According to Qube, Q ships with a range of features including: arbitrary scene rendering algorithm support, arbitrary shader program support (HLSL 2 – 4, GLSL, Cg, shader states), keyframe animation, simultaneous n-dimensional animation blending, animation state machines, multi-gigabyte texture manager, background data streaming, hierarchical LOD and scene management schemes, collision detection, network-enabled media pipeline, live editing of game content, scripting across all core and custom components, cross-platform data formats and APIs, platform-specific extended data formats and APIs, 2D and 3D audio with effects, background texture compression / decompression, user input, hardware accelerated math, Max and Maya exporters, application framework, command line tool framework, and cross-platform build.

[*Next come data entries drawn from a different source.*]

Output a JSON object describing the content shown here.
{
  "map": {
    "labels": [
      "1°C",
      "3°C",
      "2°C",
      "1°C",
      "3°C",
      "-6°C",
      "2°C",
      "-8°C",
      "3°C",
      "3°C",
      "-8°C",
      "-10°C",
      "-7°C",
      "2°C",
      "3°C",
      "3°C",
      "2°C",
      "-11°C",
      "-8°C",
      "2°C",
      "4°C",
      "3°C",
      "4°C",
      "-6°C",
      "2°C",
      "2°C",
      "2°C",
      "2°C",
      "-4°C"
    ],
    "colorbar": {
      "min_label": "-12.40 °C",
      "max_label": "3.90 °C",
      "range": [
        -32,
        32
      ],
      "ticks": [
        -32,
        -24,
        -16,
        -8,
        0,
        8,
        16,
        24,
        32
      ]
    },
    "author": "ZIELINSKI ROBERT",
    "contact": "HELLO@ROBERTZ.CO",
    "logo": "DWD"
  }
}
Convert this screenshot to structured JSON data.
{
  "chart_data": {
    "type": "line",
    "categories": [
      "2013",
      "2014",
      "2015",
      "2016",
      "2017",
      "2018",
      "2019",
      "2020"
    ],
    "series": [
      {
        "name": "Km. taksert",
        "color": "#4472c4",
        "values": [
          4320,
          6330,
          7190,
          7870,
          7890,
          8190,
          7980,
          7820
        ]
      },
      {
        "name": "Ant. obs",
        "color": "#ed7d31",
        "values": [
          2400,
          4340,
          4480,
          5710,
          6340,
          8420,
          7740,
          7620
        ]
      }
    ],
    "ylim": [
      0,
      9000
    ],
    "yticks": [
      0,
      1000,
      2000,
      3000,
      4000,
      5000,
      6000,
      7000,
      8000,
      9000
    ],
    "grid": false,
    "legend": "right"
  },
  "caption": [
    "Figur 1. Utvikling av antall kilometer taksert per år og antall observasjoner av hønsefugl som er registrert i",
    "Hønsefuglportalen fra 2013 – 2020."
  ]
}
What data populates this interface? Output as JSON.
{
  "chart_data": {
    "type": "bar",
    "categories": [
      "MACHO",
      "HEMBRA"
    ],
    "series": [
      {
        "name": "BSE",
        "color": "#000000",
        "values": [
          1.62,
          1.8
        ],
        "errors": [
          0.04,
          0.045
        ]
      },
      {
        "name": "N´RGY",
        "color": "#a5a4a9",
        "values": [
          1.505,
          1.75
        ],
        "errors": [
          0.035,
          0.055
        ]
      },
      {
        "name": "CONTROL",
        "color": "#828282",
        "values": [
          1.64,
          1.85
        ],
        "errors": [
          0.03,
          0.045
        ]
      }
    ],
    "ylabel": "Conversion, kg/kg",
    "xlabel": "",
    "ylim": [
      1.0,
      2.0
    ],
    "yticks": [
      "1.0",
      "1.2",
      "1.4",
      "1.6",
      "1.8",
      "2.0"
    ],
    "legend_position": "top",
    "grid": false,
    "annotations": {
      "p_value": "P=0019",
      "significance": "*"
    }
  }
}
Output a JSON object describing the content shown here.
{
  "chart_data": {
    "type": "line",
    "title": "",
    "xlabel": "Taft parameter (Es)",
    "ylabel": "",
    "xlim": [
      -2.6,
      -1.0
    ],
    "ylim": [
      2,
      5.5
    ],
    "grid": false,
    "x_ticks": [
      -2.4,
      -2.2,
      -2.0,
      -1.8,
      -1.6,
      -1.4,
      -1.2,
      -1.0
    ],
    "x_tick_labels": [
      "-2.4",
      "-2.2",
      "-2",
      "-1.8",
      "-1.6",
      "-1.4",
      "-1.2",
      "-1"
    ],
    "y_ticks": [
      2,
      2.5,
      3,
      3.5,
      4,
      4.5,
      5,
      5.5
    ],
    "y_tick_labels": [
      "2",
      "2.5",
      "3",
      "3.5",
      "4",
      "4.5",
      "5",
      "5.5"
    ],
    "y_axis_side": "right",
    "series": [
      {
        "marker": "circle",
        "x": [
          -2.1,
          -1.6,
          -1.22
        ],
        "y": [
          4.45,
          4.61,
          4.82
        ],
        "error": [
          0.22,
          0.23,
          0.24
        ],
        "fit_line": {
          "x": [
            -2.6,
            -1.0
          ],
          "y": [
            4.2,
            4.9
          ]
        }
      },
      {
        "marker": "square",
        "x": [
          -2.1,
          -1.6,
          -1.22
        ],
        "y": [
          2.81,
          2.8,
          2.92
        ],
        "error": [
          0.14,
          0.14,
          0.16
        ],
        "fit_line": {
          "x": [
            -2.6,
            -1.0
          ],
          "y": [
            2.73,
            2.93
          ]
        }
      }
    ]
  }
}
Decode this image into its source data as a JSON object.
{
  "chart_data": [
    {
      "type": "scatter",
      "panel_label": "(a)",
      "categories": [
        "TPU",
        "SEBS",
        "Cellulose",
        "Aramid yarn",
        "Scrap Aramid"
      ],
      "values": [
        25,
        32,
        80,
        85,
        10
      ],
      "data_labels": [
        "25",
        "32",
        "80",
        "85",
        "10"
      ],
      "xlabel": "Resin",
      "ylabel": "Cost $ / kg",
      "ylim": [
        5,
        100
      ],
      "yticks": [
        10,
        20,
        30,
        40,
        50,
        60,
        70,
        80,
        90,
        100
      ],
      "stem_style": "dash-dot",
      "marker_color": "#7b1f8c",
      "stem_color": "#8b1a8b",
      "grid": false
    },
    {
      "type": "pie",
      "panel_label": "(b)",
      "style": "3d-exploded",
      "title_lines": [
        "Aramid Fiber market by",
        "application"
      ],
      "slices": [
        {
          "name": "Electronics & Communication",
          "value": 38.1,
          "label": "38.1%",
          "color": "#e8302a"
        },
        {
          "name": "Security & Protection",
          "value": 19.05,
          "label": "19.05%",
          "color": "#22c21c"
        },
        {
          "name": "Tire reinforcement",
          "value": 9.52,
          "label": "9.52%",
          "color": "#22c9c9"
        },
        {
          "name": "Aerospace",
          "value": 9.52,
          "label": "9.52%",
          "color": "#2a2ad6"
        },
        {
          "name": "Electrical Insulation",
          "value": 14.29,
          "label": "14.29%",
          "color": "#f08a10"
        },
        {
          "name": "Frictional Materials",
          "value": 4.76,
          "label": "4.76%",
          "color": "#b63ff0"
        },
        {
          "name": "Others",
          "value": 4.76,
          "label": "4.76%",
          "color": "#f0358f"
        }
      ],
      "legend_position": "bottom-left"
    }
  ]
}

Early in 2009, Qube and Brighton-based server solution company RedBedlam announced that they would bring their technologies together to produce a ‘one stop shop’ for online environments.
Clients announced include Candella Software, Asylum Entertainment, EC-I Interactive, NearGlobal, Airo Wireless, and Beyond the Void.
In effect, a prototype for the version that was to follow it was first used on the BBC's Dinosaur World (June 2001), LEGO Creator Harry Potter and the Chamber of Secrets (Sept 2002) and projects for Microsoft and Virgin Interactive.